Weißt du zufällig wie das geht?
Oder muss ich einfach ein gutes Mittelmaß finden?


----------



## BubiBohnensack (6. Januar 2003)

Beschreibe doch mal den gewünschten Zieleffekt.


----------



## Crimestyle (6. Januar 2003)

ok mal ganz einfach und nur als beispiel:
Das original ist Folgendermaßen:
Es liegt eine Katze auf dem Bett und springt vor schreck an die Wand.

1. effekt:
Ein ca. 1 Sekunde dauernder Blitz der die Katze trifft... (das habe ich schon geschafft...allerdings nur mit einer neuen Ebene pro Effekt (kann ich auch mehrere effekte in ein Clip machen und diese Zeitlich steuern??)

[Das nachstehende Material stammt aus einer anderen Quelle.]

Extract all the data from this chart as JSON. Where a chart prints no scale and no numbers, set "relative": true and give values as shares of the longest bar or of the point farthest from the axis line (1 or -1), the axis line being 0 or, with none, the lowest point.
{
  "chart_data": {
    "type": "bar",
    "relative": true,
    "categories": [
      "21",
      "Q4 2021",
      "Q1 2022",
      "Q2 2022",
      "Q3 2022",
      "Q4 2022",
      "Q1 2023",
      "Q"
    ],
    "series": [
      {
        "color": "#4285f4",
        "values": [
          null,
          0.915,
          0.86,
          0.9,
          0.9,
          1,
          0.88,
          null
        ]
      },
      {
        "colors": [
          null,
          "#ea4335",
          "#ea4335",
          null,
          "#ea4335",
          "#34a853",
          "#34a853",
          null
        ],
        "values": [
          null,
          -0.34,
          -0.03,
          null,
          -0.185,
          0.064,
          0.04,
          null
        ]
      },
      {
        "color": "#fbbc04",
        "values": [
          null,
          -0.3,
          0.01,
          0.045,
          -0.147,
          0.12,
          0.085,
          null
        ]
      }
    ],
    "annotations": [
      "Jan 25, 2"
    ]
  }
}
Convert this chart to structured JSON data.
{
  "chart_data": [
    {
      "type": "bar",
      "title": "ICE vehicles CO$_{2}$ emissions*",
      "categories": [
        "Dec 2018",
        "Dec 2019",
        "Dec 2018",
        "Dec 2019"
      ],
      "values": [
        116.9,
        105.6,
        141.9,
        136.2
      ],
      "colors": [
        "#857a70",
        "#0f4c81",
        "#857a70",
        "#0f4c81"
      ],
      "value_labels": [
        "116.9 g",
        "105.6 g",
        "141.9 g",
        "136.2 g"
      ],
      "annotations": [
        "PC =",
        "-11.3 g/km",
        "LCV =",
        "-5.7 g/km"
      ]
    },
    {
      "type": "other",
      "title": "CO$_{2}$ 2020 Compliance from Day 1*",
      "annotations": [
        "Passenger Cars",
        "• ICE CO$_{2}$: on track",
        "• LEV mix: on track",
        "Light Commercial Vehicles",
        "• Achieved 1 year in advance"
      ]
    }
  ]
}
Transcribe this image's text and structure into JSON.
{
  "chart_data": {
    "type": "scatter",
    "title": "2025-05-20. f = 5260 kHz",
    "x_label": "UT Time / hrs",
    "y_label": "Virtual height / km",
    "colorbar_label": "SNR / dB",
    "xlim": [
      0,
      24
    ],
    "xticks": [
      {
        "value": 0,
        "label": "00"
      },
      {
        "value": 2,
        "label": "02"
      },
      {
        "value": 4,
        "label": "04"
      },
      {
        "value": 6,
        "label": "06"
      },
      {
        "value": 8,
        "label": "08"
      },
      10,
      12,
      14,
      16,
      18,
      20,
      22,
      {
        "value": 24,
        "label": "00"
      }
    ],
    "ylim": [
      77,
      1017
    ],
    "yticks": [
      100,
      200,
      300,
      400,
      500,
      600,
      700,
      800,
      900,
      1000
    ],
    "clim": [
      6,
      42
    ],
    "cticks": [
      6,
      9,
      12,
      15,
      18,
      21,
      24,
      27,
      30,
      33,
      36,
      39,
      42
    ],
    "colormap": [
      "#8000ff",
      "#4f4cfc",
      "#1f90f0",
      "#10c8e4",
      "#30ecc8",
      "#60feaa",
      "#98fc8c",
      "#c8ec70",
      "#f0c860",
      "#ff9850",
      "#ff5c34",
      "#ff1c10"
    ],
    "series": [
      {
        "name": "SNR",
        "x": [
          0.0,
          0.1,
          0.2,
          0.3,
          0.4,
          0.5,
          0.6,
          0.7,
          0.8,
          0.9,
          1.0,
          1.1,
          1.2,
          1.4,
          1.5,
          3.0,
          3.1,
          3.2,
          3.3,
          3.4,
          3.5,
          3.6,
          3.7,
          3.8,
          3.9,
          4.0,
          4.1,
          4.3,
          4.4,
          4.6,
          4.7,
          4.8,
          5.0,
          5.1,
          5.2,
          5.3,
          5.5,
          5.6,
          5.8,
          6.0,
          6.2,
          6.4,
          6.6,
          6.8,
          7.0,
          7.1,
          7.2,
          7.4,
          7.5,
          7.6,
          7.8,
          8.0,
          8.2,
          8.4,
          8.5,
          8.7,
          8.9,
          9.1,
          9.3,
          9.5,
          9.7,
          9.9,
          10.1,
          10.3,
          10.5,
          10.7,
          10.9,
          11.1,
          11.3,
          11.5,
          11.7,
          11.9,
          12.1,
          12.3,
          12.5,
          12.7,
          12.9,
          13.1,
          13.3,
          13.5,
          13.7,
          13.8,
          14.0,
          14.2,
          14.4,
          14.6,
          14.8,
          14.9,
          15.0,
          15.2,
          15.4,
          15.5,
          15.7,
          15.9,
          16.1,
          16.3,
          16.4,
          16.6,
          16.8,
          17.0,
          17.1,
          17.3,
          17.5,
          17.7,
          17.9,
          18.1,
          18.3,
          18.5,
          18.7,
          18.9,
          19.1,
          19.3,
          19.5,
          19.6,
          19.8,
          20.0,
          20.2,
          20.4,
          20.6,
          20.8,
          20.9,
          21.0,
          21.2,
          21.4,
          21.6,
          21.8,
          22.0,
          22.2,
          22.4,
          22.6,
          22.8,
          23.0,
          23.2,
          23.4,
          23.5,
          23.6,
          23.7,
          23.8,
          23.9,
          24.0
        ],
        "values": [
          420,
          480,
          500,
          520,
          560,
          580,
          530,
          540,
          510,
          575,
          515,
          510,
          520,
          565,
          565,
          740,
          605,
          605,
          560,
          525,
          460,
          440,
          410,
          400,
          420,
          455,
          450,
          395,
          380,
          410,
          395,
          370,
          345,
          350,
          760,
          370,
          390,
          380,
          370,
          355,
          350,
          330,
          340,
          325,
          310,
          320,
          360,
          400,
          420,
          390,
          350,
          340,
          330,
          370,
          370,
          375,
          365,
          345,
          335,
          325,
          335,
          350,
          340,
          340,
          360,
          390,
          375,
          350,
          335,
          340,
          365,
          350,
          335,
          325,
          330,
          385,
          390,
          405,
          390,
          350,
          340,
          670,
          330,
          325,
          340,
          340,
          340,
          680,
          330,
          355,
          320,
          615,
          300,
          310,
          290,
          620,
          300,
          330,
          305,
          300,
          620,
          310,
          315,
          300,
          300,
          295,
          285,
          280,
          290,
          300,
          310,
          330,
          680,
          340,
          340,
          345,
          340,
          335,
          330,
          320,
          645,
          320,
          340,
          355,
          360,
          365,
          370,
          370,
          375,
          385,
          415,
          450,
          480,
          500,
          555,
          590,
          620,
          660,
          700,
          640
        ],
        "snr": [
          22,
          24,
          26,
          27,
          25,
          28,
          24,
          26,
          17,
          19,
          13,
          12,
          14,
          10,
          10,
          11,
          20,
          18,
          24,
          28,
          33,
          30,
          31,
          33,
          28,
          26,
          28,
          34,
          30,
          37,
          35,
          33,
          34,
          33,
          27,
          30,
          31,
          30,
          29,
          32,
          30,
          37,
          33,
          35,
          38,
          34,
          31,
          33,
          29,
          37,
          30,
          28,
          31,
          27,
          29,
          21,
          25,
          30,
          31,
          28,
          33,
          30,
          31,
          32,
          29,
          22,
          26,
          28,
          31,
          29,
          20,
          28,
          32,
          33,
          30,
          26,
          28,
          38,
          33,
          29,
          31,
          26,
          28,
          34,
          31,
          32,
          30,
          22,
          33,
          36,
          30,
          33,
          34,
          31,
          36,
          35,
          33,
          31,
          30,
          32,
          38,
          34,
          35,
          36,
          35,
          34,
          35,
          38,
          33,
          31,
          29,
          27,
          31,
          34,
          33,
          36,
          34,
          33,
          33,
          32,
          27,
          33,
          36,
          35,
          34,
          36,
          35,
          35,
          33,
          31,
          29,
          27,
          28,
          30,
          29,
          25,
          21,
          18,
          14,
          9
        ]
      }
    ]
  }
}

2. effekt (also wieder neue ebene)
Wenn die katze vor die wand springt soll es ein Blutfleck geben..(auch geschaft mithilfe des pinsels)

3. effekt (nur test)
Ab dem "blitzeinschlag" soll das Bett elektrisch geladen sein...ich wollte einfach nur ein gewitter darüber legen (also übers bett)
Weil ich es nicht anders kann, will ich eine neue ebene dafür machen (wenns besser geht bitte sagen)!
Aber da die Ebene sich ja quasi mit der ebene des Blutflecks überschneidet sieht man den "Blutfleck Clip" nicht mehr!

Lösung: Mit der Deckkraft... aber bei 0% ist das Gewitter ja nicht mehr zu sehen und bei 100% das blut nicht mehr...! Jetzt wollte ich wissen ob ich da experimentieren muss, oder ob man das irgenntwie so machen kann, dass das Gewitter 100% hat und das Blut auch 100%??


----------



## BubiBohnensack (6. Januar 2003)

> kann ich auch mehrere effekte in ein Clip machen und diese Zeitlich steuern?


Klar, einfach die Ebene anwählen und "e" drücken.

Zu deinem Gewitter-Blutfleck-Problem. Dazu musst du mit Masken arbeiten.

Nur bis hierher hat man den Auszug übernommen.